25. The learned counsel relied on a decision reported in 2009 7 SCC 712 , (Harmanpreet Singh Ahluwalia and Others vs. State of Punjab and Others) wherein the Apex Court has observed that in exceptional cases, the inherent jurisdiction of the High Court under Sec.482 Cr.P.C can be invoked. 26. The occurrence is said to have taken place on 20.6.1992. Charge sheet has been filed in the year 1999 which was taken on file in P.R.C No.43 of 1999. Almost, two decades have passed from the date of occurrence. 27. The petitioners are also the victims of atrocity at the hands of the forest officials.
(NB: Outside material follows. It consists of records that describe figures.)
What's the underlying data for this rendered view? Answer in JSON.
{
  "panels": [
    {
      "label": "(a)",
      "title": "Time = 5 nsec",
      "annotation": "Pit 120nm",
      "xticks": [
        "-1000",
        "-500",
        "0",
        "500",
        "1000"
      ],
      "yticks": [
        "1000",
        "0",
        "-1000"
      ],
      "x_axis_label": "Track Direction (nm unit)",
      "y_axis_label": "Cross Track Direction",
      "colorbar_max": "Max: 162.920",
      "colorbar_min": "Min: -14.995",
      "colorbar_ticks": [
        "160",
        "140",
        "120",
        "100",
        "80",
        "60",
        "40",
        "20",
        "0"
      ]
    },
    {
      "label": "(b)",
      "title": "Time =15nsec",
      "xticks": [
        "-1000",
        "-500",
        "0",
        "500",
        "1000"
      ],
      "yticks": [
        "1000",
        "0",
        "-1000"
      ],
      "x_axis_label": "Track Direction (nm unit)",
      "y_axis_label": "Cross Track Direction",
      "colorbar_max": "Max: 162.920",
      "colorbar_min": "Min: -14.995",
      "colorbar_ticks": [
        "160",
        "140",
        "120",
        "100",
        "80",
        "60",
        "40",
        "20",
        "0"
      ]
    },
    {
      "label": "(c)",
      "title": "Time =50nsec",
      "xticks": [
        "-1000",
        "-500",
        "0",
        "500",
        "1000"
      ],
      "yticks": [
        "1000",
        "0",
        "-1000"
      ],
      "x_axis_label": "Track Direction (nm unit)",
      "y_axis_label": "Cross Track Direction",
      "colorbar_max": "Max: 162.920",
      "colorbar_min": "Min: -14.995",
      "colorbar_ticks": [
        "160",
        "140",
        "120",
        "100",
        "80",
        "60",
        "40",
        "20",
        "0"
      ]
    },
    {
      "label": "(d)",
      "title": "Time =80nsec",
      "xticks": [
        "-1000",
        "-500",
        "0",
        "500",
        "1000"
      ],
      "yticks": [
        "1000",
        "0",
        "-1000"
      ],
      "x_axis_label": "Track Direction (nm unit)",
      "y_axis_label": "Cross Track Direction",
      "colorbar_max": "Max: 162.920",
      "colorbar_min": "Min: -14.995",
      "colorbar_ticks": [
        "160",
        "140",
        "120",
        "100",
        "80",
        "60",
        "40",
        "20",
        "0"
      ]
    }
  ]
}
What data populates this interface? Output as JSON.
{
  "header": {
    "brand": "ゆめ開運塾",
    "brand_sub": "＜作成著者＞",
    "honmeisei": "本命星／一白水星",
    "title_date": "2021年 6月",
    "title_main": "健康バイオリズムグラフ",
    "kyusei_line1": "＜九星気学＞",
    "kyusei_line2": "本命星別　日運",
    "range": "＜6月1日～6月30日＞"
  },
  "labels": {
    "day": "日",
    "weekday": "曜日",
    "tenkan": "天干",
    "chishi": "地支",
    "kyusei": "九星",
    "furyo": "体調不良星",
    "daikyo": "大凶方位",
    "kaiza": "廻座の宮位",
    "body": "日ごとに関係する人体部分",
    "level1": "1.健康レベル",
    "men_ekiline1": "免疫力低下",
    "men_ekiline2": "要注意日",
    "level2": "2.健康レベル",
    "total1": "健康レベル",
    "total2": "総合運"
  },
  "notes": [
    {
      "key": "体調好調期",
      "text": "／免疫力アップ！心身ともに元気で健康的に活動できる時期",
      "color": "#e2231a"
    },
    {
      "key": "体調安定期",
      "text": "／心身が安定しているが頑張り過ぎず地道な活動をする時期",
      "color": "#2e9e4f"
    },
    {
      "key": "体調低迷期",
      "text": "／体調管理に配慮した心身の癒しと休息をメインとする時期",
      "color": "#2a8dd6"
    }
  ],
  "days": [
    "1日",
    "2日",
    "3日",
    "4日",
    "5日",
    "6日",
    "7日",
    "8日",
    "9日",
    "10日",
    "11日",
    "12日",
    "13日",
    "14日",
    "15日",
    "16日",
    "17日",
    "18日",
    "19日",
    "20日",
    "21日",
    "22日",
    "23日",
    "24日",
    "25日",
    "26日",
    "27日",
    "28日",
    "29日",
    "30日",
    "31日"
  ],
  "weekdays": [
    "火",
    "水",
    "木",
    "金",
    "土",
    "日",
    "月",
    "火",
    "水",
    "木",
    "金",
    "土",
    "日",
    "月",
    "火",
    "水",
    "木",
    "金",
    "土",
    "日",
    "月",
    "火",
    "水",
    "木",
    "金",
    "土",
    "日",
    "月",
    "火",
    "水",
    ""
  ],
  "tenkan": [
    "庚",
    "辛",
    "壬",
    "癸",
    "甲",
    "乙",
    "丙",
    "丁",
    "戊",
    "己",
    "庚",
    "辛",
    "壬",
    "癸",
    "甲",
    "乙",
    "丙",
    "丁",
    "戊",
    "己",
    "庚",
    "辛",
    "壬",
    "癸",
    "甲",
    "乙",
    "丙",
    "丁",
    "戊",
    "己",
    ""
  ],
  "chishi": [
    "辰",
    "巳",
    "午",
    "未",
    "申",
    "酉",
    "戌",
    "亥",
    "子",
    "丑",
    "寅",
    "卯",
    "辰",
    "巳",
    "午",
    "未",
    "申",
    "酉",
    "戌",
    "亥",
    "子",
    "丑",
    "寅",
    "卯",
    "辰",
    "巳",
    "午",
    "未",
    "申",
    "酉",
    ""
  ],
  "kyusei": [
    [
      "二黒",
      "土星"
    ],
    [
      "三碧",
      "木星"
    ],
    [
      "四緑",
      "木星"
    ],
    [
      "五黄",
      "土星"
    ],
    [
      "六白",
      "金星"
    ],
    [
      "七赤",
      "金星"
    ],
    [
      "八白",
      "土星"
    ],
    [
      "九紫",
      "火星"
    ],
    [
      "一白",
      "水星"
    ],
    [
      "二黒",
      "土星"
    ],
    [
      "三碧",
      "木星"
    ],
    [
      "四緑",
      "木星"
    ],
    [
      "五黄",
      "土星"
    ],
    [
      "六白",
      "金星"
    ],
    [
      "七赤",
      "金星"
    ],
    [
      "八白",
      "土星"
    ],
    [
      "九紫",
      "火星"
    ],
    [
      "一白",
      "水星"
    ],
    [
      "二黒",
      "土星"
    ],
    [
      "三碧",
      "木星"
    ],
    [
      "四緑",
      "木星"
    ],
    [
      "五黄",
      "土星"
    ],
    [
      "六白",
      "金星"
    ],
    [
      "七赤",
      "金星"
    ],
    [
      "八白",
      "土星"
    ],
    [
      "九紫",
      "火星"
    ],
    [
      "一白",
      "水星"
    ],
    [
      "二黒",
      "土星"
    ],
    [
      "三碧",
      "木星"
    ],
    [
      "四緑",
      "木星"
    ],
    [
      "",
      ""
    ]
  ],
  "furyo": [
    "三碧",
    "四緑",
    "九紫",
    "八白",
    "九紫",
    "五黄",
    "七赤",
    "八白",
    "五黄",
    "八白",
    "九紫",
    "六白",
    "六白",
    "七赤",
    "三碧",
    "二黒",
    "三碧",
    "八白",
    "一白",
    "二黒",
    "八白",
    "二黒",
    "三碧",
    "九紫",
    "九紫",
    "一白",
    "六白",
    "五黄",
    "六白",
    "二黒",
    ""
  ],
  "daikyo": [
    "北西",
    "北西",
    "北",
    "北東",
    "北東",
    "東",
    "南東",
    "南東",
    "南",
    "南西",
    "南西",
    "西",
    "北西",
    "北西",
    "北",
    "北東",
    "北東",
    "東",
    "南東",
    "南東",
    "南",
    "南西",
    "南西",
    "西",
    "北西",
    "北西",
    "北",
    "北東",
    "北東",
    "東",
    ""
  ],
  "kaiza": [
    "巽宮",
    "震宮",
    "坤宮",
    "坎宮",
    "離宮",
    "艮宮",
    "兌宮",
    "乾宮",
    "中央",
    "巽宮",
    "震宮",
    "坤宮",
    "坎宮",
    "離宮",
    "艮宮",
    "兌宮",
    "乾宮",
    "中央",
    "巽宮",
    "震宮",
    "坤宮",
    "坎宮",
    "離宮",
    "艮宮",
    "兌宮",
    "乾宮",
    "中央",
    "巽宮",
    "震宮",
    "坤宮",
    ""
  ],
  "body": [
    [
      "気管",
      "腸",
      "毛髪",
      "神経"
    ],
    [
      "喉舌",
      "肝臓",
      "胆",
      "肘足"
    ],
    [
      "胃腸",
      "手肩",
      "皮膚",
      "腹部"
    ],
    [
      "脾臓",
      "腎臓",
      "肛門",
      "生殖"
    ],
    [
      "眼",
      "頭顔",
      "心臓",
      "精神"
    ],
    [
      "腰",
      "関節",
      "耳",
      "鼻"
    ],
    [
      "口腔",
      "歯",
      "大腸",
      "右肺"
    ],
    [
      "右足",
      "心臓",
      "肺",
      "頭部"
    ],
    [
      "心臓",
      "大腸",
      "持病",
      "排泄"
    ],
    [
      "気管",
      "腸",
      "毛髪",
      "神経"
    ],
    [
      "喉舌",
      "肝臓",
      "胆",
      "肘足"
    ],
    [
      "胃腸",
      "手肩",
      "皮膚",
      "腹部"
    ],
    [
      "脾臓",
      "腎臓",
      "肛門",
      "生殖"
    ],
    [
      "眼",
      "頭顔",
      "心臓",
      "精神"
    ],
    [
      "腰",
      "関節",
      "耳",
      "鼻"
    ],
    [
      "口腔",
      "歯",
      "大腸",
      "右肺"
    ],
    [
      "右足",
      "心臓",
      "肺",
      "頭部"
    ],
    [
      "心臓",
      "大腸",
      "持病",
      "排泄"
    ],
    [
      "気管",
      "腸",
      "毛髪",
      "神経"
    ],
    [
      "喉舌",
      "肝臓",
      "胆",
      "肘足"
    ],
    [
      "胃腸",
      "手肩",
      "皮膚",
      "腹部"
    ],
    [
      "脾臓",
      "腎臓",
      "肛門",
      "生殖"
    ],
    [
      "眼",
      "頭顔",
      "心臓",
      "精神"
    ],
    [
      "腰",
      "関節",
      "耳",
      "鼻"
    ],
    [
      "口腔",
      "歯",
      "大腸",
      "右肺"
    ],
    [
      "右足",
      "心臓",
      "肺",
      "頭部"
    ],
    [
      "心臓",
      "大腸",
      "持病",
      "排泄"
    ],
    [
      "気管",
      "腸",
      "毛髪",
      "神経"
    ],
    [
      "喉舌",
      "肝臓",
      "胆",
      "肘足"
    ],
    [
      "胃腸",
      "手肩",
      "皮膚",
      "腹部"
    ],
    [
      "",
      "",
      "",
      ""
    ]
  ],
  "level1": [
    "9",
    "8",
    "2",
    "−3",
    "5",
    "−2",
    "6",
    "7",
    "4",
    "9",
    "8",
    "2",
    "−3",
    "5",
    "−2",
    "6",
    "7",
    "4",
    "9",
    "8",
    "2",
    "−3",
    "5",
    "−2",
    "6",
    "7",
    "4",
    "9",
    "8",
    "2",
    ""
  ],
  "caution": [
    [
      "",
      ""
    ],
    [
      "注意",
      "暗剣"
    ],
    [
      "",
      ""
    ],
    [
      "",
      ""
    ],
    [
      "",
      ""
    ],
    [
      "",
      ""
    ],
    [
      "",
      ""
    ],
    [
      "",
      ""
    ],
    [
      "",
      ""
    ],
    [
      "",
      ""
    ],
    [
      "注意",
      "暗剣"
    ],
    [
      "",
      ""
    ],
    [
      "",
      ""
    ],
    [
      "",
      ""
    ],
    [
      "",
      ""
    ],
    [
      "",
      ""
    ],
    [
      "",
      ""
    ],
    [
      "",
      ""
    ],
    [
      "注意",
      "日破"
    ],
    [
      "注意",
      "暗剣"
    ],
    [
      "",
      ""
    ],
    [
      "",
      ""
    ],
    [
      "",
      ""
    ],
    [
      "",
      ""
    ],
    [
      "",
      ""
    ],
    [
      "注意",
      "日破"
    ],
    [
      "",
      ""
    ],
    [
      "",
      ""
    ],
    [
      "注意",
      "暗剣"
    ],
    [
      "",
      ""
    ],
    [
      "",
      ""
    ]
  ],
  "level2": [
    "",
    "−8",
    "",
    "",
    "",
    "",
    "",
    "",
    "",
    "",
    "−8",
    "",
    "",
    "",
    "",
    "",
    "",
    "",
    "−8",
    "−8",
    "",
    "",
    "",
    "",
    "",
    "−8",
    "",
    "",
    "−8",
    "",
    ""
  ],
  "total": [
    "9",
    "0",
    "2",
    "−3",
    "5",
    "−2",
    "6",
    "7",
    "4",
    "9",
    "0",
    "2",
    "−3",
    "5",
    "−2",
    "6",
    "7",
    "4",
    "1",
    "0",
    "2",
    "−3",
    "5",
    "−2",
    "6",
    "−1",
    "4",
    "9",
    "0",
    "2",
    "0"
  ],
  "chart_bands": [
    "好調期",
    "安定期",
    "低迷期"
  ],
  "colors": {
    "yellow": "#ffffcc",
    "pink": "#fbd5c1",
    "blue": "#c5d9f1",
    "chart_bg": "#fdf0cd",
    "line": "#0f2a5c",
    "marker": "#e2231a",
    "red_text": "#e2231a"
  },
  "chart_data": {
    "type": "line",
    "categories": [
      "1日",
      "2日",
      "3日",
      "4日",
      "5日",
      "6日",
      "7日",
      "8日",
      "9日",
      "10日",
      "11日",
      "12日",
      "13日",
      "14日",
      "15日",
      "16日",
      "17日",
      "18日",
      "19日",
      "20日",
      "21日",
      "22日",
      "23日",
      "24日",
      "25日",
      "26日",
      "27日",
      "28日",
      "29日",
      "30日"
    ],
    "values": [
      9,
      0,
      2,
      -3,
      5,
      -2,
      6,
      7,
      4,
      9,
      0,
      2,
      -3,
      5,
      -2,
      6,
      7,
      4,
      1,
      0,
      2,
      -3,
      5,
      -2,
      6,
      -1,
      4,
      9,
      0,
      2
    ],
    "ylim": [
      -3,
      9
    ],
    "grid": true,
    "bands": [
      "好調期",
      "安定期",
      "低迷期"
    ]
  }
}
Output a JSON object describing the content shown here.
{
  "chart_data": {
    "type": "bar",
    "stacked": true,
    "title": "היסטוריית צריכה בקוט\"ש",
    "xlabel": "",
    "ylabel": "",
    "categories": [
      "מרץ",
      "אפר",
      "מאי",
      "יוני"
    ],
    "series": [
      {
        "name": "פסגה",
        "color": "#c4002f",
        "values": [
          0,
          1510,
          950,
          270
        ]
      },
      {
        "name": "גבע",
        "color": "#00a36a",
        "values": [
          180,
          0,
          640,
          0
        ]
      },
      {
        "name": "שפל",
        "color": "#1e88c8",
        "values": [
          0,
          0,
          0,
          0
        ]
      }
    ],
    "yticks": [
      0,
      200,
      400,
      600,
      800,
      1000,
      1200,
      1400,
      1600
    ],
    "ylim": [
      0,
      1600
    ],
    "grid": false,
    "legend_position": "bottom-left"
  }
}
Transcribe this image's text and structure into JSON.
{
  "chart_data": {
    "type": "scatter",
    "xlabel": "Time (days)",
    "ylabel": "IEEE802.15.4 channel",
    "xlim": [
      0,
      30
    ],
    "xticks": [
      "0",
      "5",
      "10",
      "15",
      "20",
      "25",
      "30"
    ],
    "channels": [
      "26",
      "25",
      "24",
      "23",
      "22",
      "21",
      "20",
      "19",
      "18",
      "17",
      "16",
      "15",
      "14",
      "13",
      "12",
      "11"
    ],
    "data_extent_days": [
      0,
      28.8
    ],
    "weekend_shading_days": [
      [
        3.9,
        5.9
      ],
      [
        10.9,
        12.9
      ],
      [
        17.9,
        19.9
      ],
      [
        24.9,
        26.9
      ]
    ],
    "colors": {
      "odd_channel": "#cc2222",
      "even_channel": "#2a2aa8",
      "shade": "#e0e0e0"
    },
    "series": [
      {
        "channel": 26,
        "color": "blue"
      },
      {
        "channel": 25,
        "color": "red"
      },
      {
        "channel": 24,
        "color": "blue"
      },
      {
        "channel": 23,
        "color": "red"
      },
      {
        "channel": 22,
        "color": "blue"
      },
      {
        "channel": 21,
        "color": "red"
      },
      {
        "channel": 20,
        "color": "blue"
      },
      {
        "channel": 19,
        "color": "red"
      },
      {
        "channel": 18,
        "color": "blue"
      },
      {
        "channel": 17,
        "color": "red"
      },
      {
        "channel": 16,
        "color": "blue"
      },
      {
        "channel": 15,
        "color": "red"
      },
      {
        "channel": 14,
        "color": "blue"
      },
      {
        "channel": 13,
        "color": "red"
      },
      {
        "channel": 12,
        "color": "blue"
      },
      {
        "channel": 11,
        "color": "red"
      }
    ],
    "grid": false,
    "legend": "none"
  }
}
It is pertinent to point out that more than 300 persons were taken to the police station and kept under illegal custody and only thereafter, the present case has been registered. 28. It is well settled that where a criminal proceeding is manifestly attended with malfide and where the proceedings are maliciously instituted with an ulterior motive, the court can always invoke the inherent powers under Sec.482 Cr.P.C. 29. In the present case, obviously, more than 75 women were included without any basis and even in the complaint, 7 persons names were shown for the alleged overt act, but 14 persons were named in the first information report. For the last two decades, 104 persons were dragged to the Court on a complaint which was obviously obtained and registered only after the commission of the atrocity in the Vachathi village. Though the charge sheet has been filed, I have no hesitation to hold that the entire proceedings is attended with malafide and no purpose would be served if the proceedings are allowed to be continued and that too, after twenty years of the alleged incident. 30. Under such circumstances, I am of the considered view that the entire proceedings in P.R.C.No.43/99 on the file of the learned Judicial Magistrate, Harur is liable to be quashed and accordingly it is quashed. 31. In the result, both the criminal original petitions are allowed. Consequently connected Mps are allowed.